While war is likely to break out in Ukraine at any moment, the presidents of the United States and Russia are due to talk on Saturday, February 12.
The White House said Russian President Vladimir Putin had called for the talks to take place on Monday, but the US president called for the talks to be held soon.
Meanwhile, US foreign minister Anthony Blanken, who is in Fiji, said he hoped Vladimir Putin would pursue a diplomatic path, but that Washington would impose tougher sanctions on Moscow if it attacked Ukraine.
Mr Blanken said: “I am convinced that he will not resort to renewed violence but through diplomacy and dialogue.”
Russia has deployed more than 100,000 troops along its border with Ukraine, and the West believes it is part of a plan to take military action against Ukraine.
Russia says it has no plans to invade Ukraine, but has called on NATO to suspend its membership in the alliance and to urge the United States not to establish military bases in the former Soviet Union. The United States and NATO have formally rejected the offer.
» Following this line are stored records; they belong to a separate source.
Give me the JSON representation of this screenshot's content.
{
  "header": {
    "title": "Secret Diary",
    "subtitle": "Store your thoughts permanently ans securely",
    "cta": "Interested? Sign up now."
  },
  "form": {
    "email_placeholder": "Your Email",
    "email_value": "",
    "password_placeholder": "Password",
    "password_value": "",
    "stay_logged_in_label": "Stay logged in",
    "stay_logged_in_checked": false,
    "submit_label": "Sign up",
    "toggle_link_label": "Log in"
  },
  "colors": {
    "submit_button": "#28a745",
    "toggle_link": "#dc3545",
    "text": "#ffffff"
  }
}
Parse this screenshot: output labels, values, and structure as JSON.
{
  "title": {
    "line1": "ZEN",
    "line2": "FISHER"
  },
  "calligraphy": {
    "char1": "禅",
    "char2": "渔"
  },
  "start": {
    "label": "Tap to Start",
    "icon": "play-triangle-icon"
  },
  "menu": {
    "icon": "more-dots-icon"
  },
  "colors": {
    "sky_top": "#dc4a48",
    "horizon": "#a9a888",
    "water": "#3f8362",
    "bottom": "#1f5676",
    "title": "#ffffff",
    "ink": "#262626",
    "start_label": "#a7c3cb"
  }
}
US President Joe Biden, who will be speaking by telephone from Camp David to Mr Putin, has long believed that one-on-one talks with Mr Putin might be the best chance for a solution.
The two rounds of talks between Biden and Vladimir Putin in December did not yield any major results, but instead paved the way for talks between their advisers.
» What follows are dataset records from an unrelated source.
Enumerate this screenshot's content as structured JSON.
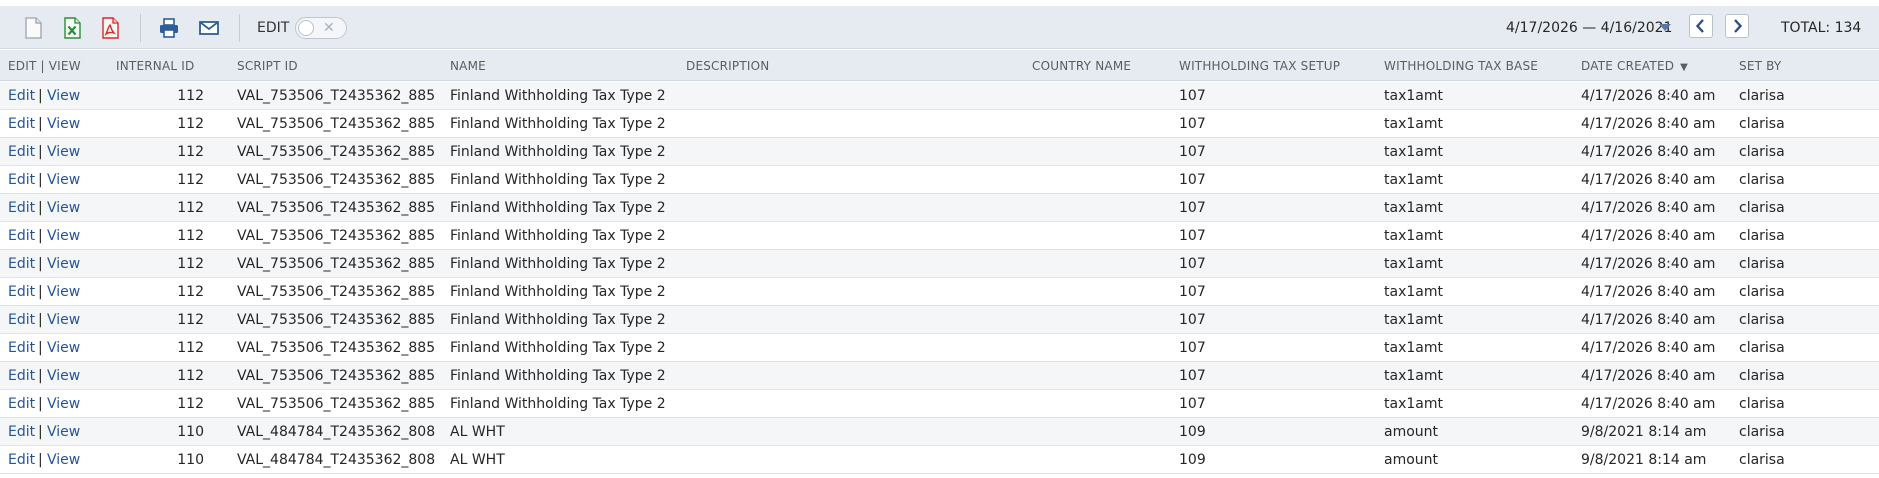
{
  "toolbar": {
    "edit_label": "EDIT",
    "date_range": "4/17/2026 — 4/16/2021",
    "total": "TOTAL: 134",
    "icons": [
      "new-document-icon",
      "export-excel-icon",
      "export-pdf-icon",
      "print-icon",
      "email-icon"
    ],
    "colors": {
      "excel": "#2e8b3a",
      "pdf": "#d52b2b",
      "print": "#2e5e9a",
      "email": "#2e5e9a",
      "link": "#255599"
    }
  },
  "columns": {
    "edit_view": "EDIT | VIEW",
    "internal_id": "INTERNAL ID",
    "script_id": "SCRIPT ID",
    "name": "NAME",
    "description": "DESCRIPTION",
    "country_name": "COUNTRY NAME",
    "wht_setup": "WITHHOLDING TAX SETUP",
    "wht_base": "WITHHOLDING TAX BASE",
    "date_created": "DATE CREATED",
    "set_by": "SET BY"
  },
  "row_labels": {
    "edit": "Edit",
    "separator": "|",
    "view": "View"
  },
  "rows": [
    {
      "internal_id": "112",
      "script_id": "VAL_753506_T2435362_885",
      "name": "Finland Withholding Tax Type 2",
      "description": "",
      "country_name": "",
      "wht_setup": "107",
      "wht_base": "tax1amt",
      "date_created": "4/17/2026 8:40 am",
      "set_by": "clarisa"
    },
    {
      "internal_id": "112",
      "script_id": "VAL_753506_T2435362_885",
      "name": "Finland Withholding Tax Type 2",
      "description": "",
      "country_name": "",
      "wht_setup": "107",
      "wht_base": "tax1amt",
      "date_created": "4/17/2026 8:40 am",
      "set_by": "clarisa"
    },
    {
      "internal_id": "112",
      "script_id": "VAL_753506_T2435362_885",
      "name": "Finland Withholding Tax Type 2",
      "description": "",
      "country_name": "",
      "wht_setup": "107",
      "wht_base": "tax1amt",
      "date_created": "4/17/2026 8:40 am",
      "set_by": "clarisa"
    },
    {
      "internal_id": "112",
      "script_id": "VAL_753506_T2435362_885",
      "name": "Finland Withholding Tax Type 2",
      "description": "",
      "country_name": "",
      "wht_setup": "107",
      "wht_base": "tax1amt",
      "date_created": "4/17/2026 8:40 am",
      "set_by": "clarisa"
    },
    {
      "internal_id": "112",
      "script_id": "VAL_753506_T2435362_885",
      "name": "Finland Withholding Tax Type 2",
      "description": "",
      "country_name": "",
      "wht_setup": "107",
      "wht_base": "tax1amt",
      "date_created": "4/17/2026 8:40 am",
      "set_by": "clarisa"
    },
    {
      "internal_id": "112",
      "script_id": "VAL_753506_T2435362_885",
      "name": "Finland Withholding Tax Type 2",
      "description": "",
      "country_name": "",
      "wht_setup": "107",
      "wht_base": "tax1amt",
      "date_created": "4/17/2026 8:40 am",
      "set_by": "clarisa"
    },
    {
      "internal_id": "112",
      "script_id": "VAL_753506_T2435362_885",
      "name": "Finland Withholding Tax Type 2",
      "description": "",
      "country_name": "",
      "wht_setup": "107",
      "wht_base": "tax1amt",
      "date_created": "4/17/2026 8:40 am",
      "set_by": "clarisa"
    },
    {
      "internal_id": "112",
      "script_id": "VAL_753506_T2435362_885",
      "name": "Finland Withholding Tax Type 2",
      "description": "",
      "country_name": "",
      "wht_setup": "107",
      "wht_base": "tax1amt",
      "date_created": "4/17/2026 8:40 am",
      "set_by": "clarisa"
    },
    {
      "internal_id": "112",
      "script_id": "VAL_753506_T2435362_885",
      "name": "Finland Withholding Tax Type 2",
      "description": "",
      "country_name": "",
      "wht_setup": "107",
      "wht_base": "tax1amt",
      "date_created": "4/17/2026 8:40 am",
      "set_by": "clarisa"
    },
    {
      "internal_id": "112",
      "script_id": "VAL_753506_T2435362_885",
      "name": "Finland Withholding Tax Type 2",
      "description": "",
      "country_name": "",
      "wht_setup": "107",
      "wht_base": "tax1amt",
      "date_created": "4/17/2026 8:40 am",
      "set_by": "clarisa"
    },
    {
      "internal_id": "112",
      "script_id": "VAL_753506_T2435362_885",
      "name": "Finland Withholding Tax Type 2",
      "description": "",
      "country_name": "",
      "wht_setup": "107",
      "wht_base": "tax1amt",
      "date_created": "4/17/2026 8:40 am",
      "set_by": "clarisa"
    },
    {
      "internal_id": "112",
      "script_id": "VAL_753506_T2435362_885",
      "name": "Finland Withholding Tax Type 2",
      "description": "",
      "country_name": "",
      "wht_setup": "107",
      "wht_base": "tax1amt",
      "date_created": "4/17/2026 8:40 am",
      "set_by": "clarisa"
    },
    {
      "internal_id": "110",
      "script_id": "VAL_484784_T2435362_808",
      "name": "AL WHT",
      "description": "",
      "country_name": "",
      "wht_setup": "109",
      "wht_base": "amount",
      "date_created": "9/8/2021 8:14 am",
      "set_by": "clarisa"
    },
    {
      "internal_id": "110",
      "script_id": "VAL_484784_T2435362_808",
      "name": "AL WHT",
      "description": "",
      "country_name": "",
      "wht_setup": "109",
      "wht_base": "amount",
      "date_created": "9/8/2021 8:14 am",
      "set_by": "clarisa"
    }
  ]
}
Thursday’s quadripartite talks between Russia, Ukraine, Germany and France in the German capital, Berlin, made no progress. According to Russia’s Tass news agency, Putin also wants to hold a telephone conversation with French President Emmanuel Macron on Saturday, February 12.
As the Ukraine crisis continues to escalate, the State Department is expelling unnecessary staff from its embassy in Kiev. Mr Biden called on Americans to leave Ukraine in a television interview yesterday.
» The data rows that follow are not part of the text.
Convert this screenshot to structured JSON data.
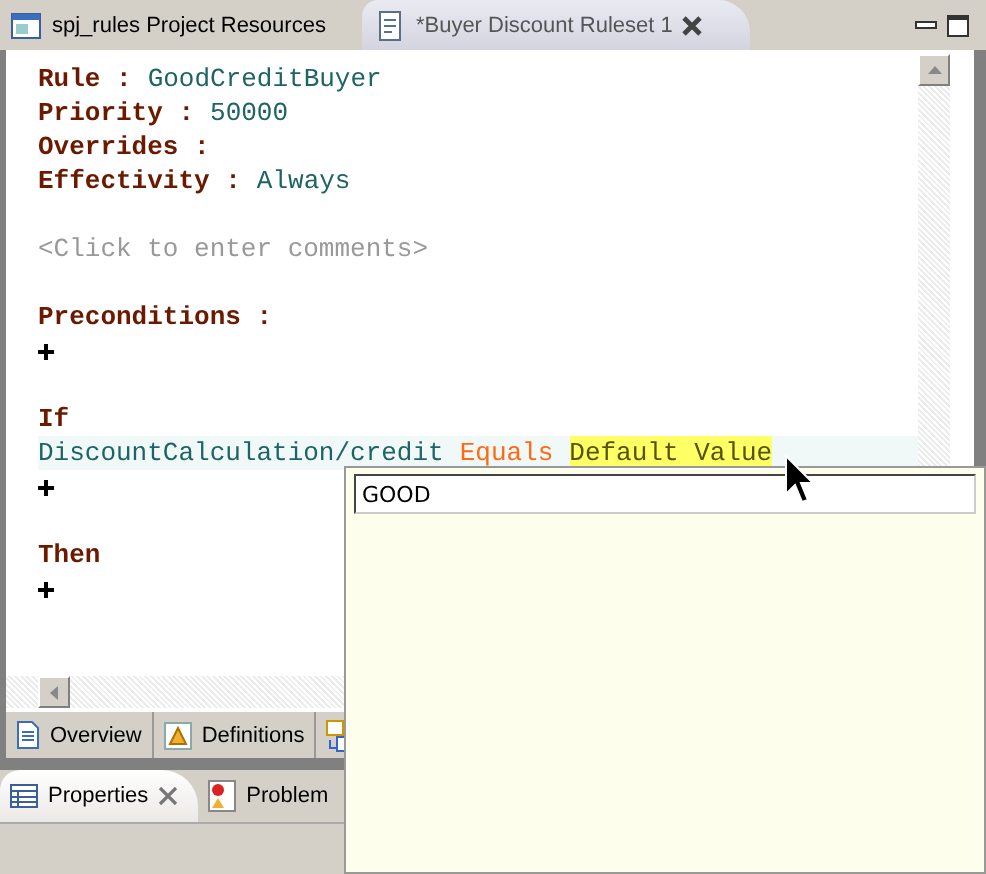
{
  "editor_tabs": [
    {
      "label": "spj_rules Project Resources",
      "selected": false
    },
    {
      "label": "*Buyer Discount Ruleset 1",
      "selected": true
    }
  ],
  "lines": [
    {
      "kind": "field",
      "label": "Rule :",
      "value": "GoodCreditBuyer"
    },
    {
      "kind": "field",
      "label": "Priority :",
      "value": "50000"
    },
    {
      "kind": "field",
      "label": "Overrides :"
    },
    {
      "kind": "field",
      "label": "Effectivity :",
      "value": "Always"
    },
    {
      "kind": "blank"
    },
    {
      "kind": "comment",
      "text": "<Click to enter comments>"
    },
    {
      "kind": "blank"
    },
    {
      "kind": "heading",
      "text": "Preconditions :"
    },
    {
      "kind": "add"
    },
    {
      "kind": "blank"
    },
    {
      "kind": "heading",
      "text": "If"
    },
    {
      "kind": "condition",
      "subject": "DiscountCalculation/credit",
      "operator": "Equals",
      "value": "Default Value",
      "highlighted": true
    },
    {
      "kind": "add"
    },
    {
      "kind": "blank"
    },
    {
      "kind": "heading",
      "text": "Then"
    },
    {
      "kind": "add"
    }
  ],
  "page_tabs": [
    {
      "kind": "document",
      "label": "Overview"
    },
    {
      "kind": "warning",
      "label": "Definitions"
    },
    {
      "kind": "swap"
    }
  ],
  "view_tabs": [
    {
      "label": "Properties",
      "selected": true
    },
    {
      "label": "Problem",
      "selected": false
    }
  ],
  "popup": {
    "value": "GOOD"
  }
}
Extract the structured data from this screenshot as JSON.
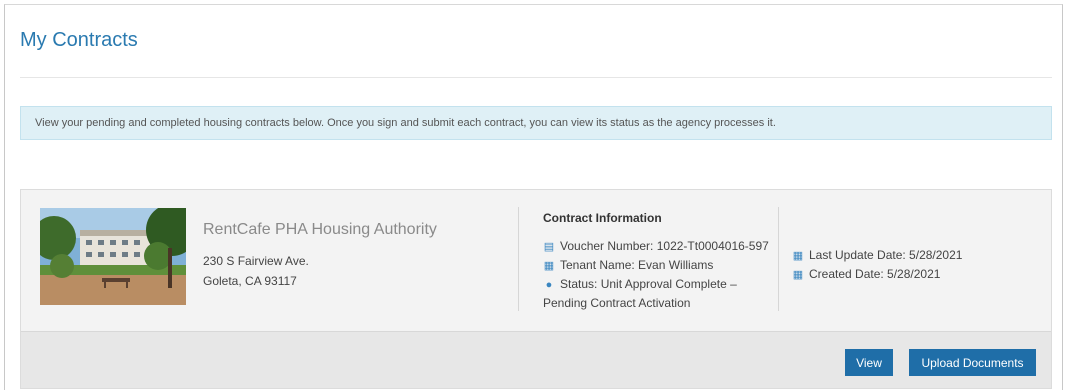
{
  "page": {
    "title": "My Contracts",
    "info_banner": "View your pending and completed housing contracts below. Once you sign and submit each contract, you can view its status as the agency processes it."
  },
  "contract": {
    "property_name": "RentCafe PHA Housing Authority",
    "address_line1": "230 S Fairview Ave.",
    "address_line2": "Goleta, CA 93117",
    "info_heading": "Contract Information",
    "voucher": "Voucher Number: 1022-Tt0004016-597",
    "tenant": "Tenant Name: Evan Williams",
    "status_line1": "Status: Unit Approval Complete –",
    "status_line2": "Pending Contract Activation",
    "last_update": "Last Update Date: 5/28/2021",
    "created": "Created Date: 5/28/2021"
  },
  "actions": {
    "view_label": "View",
    "upload_label": "Upload Documents"
  },
  "icons": {
    "voucher": "id-card-icon",
    "tenant": "calendar-icon",
    "status": "user-icon",
    "last_update": "calendar-icon",
    "created": "calendar-icon"
  },
  "colors": {
    "title": "#2a7ab0",
    "banner_bg": "#dff0f6",
    "button_bg": "#1f6ea8",
    "icon": "#3a86c0"
  }
}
A number of Western countries, including Britain and Germany, have called on their citizens to leave Ukraine. Australia and New Zealand also told their compatriots on Saturday to leave Ukraine.
Ukrainian officials have dismissed the US president’s warning as “irrelevant” and have tried to quell tensions among their own people. Ukrainian Foreign Minister Dmitry Koliba called Biden’s remarks a repetition of previous State Department warnings.
In other news, Poland’s defense minister said on February 11 that the United States would send 3000 more troops to Poland. The United States has decided to send troops to Poland and Romania to support NATO in Eastern Europe.